I celebrated a birthday with family recently, and one of the messages in a card was quite clever and meaningful. Several people joked about just using ChatGPT to come up with other things like that.

Shock overcame me.

Taking something meaningful and personal. A message from one person to another and just letting a computer spew out something that _sounds good_ instead of investing your thoughts into the message seems so impersonal. I fear we are heading toward a world previewed in Wall-E. Where society becomes dullards who are incapable of anything but amusing themselves to death, and personal connection disappears.

When we offload what it means to be human to machines, we become less creative and thoughtful. You can already see the effects of offloading memory to the internet. How often has a simple fact slipped your mind because you don’t _need_ to remember it? You can simply look it up. Holding information in that squishy gray stuff between your ears is how we form who we are. Our experiences and knowledge are key to our being.

The Risk Of Too Much Control

The conspiratorial side of me hears my friend saying that children growing up can just use the computer to answer their questions and do their work, shudders. I’m reminded of this line from Dune.
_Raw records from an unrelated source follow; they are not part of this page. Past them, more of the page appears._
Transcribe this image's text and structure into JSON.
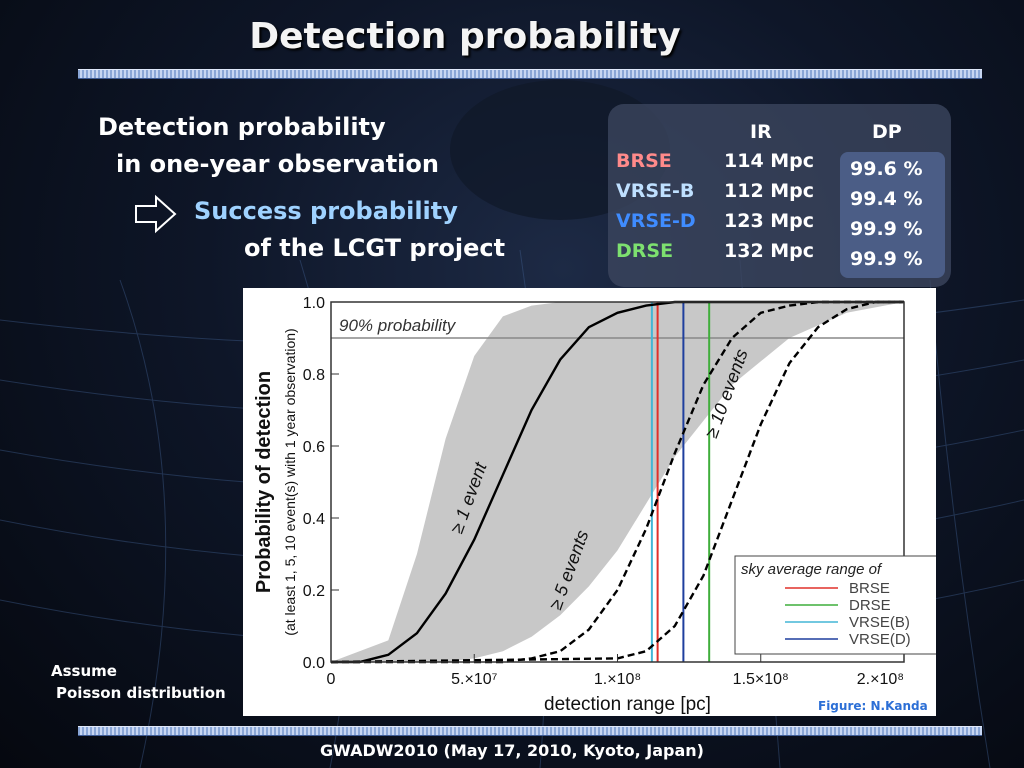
{
  "title": "Detection probability",
  "left_text": {
    "line1": "Detection probability",
    "line2": "in one-year observation",
    "line3": "Success probability",
    "line4": "of the LCGT project"
  },
  "ir_table": {
    "col_ir": "IR",
    "col_dp": "DP",
    "rows": [
      {
        "name": "BRSE",
        "ir": "114 Mpc",
        "dp": "99.6 %",
        "color": "#ff8a8a"
      },
      {
        "name": "VRSE-B",
        "ir": "112 Mpc",
        "dp": "99.4 %",
        "color": "#bfe0ff"
      },
      {
        "name": "VRSE-D",
        "ir": "123 Mpc",
        "dp": "99.9 %",
        "color": "#3f8cff"
      },
      {
        "name": "DRSE",
        "ir": "132 Mpc",
        "dp": "99.9 %",
        "color": "#7de06f"
      }
    ]
  },
  "assume": {
    "line1": "Assume",
    "line2": "Poisson distribution"
  },
  "figure_credit": "Figure: N.Kanda",
  "footer": "GWADW2010  (May 17, 2010, Kyoto, Japan)",
  "chart_data": {
    "type": "line",
    "xlabel": "detection range [pc]",
    "ylabel": "Probability of detection",
    "ylabel2": "(at least 1, 5, 10 event(s) with 1 year observation)",
    "xlim": [
      0,
      200000000
    ],
    "ylim": [
      0,
      1
    ],
    "x_ticks": [
      {
        "value": 0,
        "label": "0"
      },
      {
        "value": 50000000,
        "label": "5.×10⁷"
      },
      {
        "value": 100000000,
        "label": "1.×10⁸"
      },
      {
        "value": 150000000,
        "label": "1.5×10⁸"
      },
      {
        "value": 200000000,
        "label": "2.×10⁸"
      }
    ],
    "y_ticks": [
      {
        "value": 0,
        "label": "0.0"
      },
      {
        "value": 0.2,
        "label": "0.2"
      },
      {
        "value": 0.4,
        "label": "0.4"
      },
      {
        "value": 0.6,
        "label": "0.6"
      },
      {
        "value": 0.8,
        "label": "0.8"
      },
      {
        "value": 1,
        "label": "1.0"
      }
    ],
    "threshold": {
      "y": 0.9,
      "label": "90% probability"
    },
    "curves": [
      {
        "label": "≥ 1 event",
        "style": "solid",
        "x": [
          0,
          10000000,
          20000000,
          30000000,
          40000000,
          50000000,
          60000000,
          70000000,
          80000000,
          90000000,
          100000000,
          110000000,
          120000000,
          140000000,
          160000000,
          200000000
        ],
        "y": [
          0,
          0.0,
          0.02,
          0.08,
          0.19,
          0.34,
          0.52,
          0.7,
          0.84,
          0.93,
          0.97,
          0.99,
          1.0,
          1.0,
          1.0,
          1.0
        ]
      },
      {
        "label": "≥ 5 events",
        "style": "dashed",
        "x": [
          0,
          50000000,
          60000000,
          70000000,
          80000000,
          90000000,
          100000000,
          110000000,
          120000000,
          130000000,
          140000000,
          150000000,
          160000000,
          170000000,
          200000000
        ],
        "y": [
          0,
          0.0,
          0.0,
          0.01,
          0.03,
          0.09,
          0.2,
          0.37,
          0.58,
          0.77,
          0.9,
          0.97,
          0.99,
          1.0,
          1.0
        ],
        "label_pos": {
          "x": 85000000,
          "y": 0.25
        }
      },
      {
        "label": "≥ 10 events",
        "style": "dashed",
        "x": [
          0,
          100000000,
          110000000,
          120000000,
          130000000,
          140000000,
          150000000,
          160000000,
          170000000,
          180000000,
          190000000,
          200000000
        ],
        "y": [
          0,
          0.01,
          0.03,
          0.1,
          0.24,
          0.45,
          0.66,
          0.83,
          0.93,
          0.98,
          1.0,
          1.0
        ],
        "label_pos": {
          "x": 140000000,
          "y": 0.74
        }
      }
    ],
    "curve_label_pos_1": {
      "x": 50000000,
      "y": 0.45
    },
    "band": {
      "x": [
        0,
        20000000,
        30000000,
        40000000,
        50000000,
        60000000,
        70000000,
        80000000,
        90000000,
        100000000,
        110000000,
        120000000,
        140000000,
        160000000,
        180000000,
        200000000
      ],
      "lower": [
        0,
        0.0,
        0.0,
        0.0,
        0.01,
        0.03,
        0.07,
        0.13,
        0.21,
        0.31,
        0.44,
        0.57,
        0.77,
        0.9,
        0.97,
        1.0
      ],
      "upper": [
        0,
        0.06,
        0.3,
        0.62,
        0.85,
        0.96,
        0.99,
        1.0,
        1.0,
        1.0,
        1.0,
        1.0,
        1.0,
        1.0,
        1.0,
        1.0
      ]
    },
    "vlines": [
      {
        "name": "BRSE",
        "x": 114000000,
        "color": "#e0302a"
      },
      {
        "name": "DRSE",
        "x": 132000000,
        "color": "#3fae3b"
      },
      {
        "name": "VRSE(B)",
        "x": 112000000,
        "color": "#43b6d6"
      },
      {
        "name": "VRSE(D)",
        "x": 123000000,
        "color": "#1f3f9e"
      }
    ],
    "legend": {
      "title": "sky average range of",
      "position": "bottom-right"
    },
    "grid": false
  }
}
“Once men turned their thinking over to machines in the hope that this would set them free. But that only permitted other men with machines to enslave them.” ― Frank Herbert, Dune

If you empower the machines to do your thinking for you and offload the tasks you would rather not do at the moment. How do you know they are doing what’s in your best interest?

Allowing your creativity and thoughts to be dictated by a machine puts all the power in the creator of that machine. The more power it gains, the more your self-determination erodes.

I would rather not cede my free will to a machine. Especially one that is controlled by someone else. It sounds extreme but, if you were to rely on a machine to read and write for you, it would seem that the machine has taken control of your voice.

Learning, understanding, and creating are what it means to be human. If we become the people in the chair, we are losing our humanity. We would simply exist and nothing more. This isn’t a call to touch grass, although that’s not a bad idea. It’s simply a plea to remember. As this technology continues to improve. There is a reason we have been leaving our mark on the world for centuries. Take some time and create something. Even if future generations don’t study it, your humanity makes the effort worthwhile.